Tess reached across the table, grazing the back of my hand with cool fingertips. I recoiled from her touch, nursing my drink. I didn’t like this fucking game, and I couldn’t stop the anger swirling inside.

My eyes fell on the man again. He seemed innocent but the hair on the back of my neck stood up. The beast inside sharpened its claws, ready to attack.

Were we being stalked or were my senses overrun with suspicion?

“Q…you’re many things but you will never be him.”

You sure about that, Tess?
I didn’t have the urge to go dark yesterday because I’d been high on love—intoxicated on doing the right thing and healing her—but what about next time? Would I still be tamed, or would I eventually want more than she could give me?

I laughed coldly, brushing the subject away. She wanted to pry—fine…I had just the question. “My turn.” Glaring, I asked, “You told me you fucked your old boyfriend when you went back to—”

Tess’s cheeks flared with temper. “I didn’t go back.
You
sent
me away.
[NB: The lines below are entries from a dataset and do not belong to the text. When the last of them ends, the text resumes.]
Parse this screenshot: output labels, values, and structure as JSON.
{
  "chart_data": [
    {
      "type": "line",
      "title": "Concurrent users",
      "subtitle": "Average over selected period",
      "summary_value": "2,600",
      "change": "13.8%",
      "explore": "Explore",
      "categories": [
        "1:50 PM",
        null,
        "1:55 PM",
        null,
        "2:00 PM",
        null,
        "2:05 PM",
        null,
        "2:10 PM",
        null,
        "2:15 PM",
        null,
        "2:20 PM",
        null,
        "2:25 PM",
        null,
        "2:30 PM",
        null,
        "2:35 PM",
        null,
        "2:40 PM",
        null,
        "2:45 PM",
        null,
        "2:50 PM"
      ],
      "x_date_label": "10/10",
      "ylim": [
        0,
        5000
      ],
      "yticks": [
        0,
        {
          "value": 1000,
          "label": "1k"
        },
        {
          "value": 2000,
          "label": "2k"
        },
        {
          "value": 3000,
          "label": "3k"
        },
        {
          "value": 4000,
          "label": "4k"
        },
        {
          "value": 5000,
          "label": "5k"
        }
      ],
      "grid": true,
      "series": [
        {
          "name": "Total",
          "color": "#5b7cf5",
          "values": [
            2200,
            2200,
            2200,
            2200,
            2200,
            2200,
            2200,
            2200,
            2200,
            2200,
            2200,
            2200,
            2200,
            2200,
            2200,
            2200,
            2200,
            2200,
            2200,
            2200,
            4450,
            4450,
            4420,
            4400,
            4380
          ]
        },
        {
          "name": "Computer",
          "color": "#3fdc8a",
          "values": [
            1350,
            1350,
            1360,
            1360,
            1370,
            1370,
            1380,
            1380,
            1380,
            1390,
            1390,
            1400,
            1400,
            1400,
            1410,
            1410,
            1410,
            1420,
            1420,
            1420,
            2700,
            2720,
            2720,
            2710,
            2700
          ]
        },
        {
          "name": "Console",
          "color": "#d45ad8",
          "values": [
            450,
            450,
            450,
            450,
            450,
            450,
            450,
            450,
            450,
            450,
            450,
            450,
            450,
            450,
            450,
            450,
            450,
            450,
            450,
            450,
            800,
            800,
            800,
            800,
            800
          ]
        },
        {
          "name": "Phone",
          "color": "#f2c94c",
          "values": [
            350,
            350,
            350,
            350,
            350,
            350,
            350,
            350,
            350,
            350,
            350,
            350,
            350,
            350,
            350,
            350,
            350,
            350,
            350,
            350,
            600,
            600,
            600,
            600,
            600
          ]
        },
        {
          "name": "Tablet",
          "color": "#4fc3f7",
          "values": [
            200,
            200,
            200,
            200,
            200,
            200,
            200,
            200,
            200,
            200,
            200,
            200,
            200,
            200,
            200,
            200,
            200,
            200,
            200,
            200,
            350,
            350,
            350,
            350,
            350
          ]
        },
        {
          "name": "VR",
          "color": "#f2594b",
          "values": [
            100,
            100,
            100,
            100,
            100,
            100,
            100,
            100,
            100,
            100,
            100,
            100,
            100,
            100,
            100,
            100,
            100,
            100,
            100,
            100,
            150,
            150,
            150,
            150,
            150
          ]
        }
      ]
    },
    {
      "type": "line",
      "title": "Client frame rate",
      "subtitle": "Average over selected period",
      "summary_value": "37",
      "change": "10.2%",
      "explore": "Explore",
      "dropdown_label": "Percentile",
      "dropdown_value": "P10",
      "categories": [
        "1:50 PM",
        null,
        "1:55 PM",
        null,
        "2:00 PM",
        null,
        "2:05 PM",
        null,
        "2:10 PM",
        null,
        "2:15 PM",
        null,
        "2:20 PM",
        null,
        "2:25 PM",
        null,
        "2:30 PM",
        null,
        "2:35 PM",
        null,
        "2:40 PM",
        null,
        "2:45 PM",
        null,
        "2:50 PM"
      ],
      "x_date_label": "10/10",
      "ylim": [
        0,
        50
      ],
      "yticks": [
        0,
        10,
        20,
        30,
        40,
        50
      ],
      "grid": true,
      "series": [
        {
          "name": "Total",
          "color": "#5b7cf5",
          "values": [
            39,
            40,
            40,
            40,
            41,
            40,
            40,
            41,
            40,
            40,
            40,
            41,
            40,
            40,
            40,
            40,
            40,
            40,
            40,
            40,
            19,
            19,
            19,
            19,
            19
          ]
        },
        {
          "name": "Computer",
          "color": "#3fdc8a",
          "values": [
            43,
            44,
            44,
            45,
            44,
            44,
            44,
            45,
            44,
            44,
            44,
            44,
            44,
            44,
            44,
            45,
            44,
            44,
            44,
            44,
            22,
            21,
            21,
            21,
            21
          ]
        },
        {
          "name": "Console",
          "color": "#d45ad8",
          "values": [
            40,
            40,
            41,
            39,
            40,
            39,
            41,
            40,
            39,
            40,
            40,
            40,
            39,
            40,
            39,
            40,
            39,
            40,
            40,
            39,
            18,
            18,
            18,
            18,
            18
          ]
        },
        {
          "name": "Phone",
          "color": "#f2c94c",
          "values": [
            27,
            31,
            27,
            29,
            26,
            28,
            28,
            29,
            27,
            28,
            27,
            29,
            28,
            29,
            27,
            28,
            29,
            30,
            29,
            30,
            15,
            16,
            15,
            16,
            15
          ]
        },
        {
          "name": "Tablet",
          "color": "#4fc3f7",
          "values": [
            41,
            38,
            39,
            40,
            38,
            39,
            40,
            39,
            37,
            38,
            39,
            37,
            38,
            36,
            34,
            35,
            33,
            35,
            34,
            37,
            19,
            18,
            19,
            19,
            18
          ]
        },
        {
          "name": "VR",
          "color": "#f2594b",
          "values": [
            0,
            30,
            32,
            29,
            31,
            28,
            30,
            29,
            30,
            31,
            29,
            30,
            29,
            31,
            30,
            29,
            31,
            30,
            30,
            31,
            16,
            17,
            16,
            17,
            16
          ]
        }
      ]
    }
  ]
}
Don’t confuse the difference.” Her annoyance shimmered around her like heat waves, matching my anger, feeding, weaving…thickening the air between us.

This is getting dangerous.

Alcohol, prying into each other’s past—it was a recipe for a screaming match or worse, me losing control.

“Fine!” I glowered. “I sent you back. Not that that’s the issue right now. What I want to know is, why the fuck did you tell me that? Hadn’t I scared you enough? Why did you deliberately provoke me when you knew what I battled with?”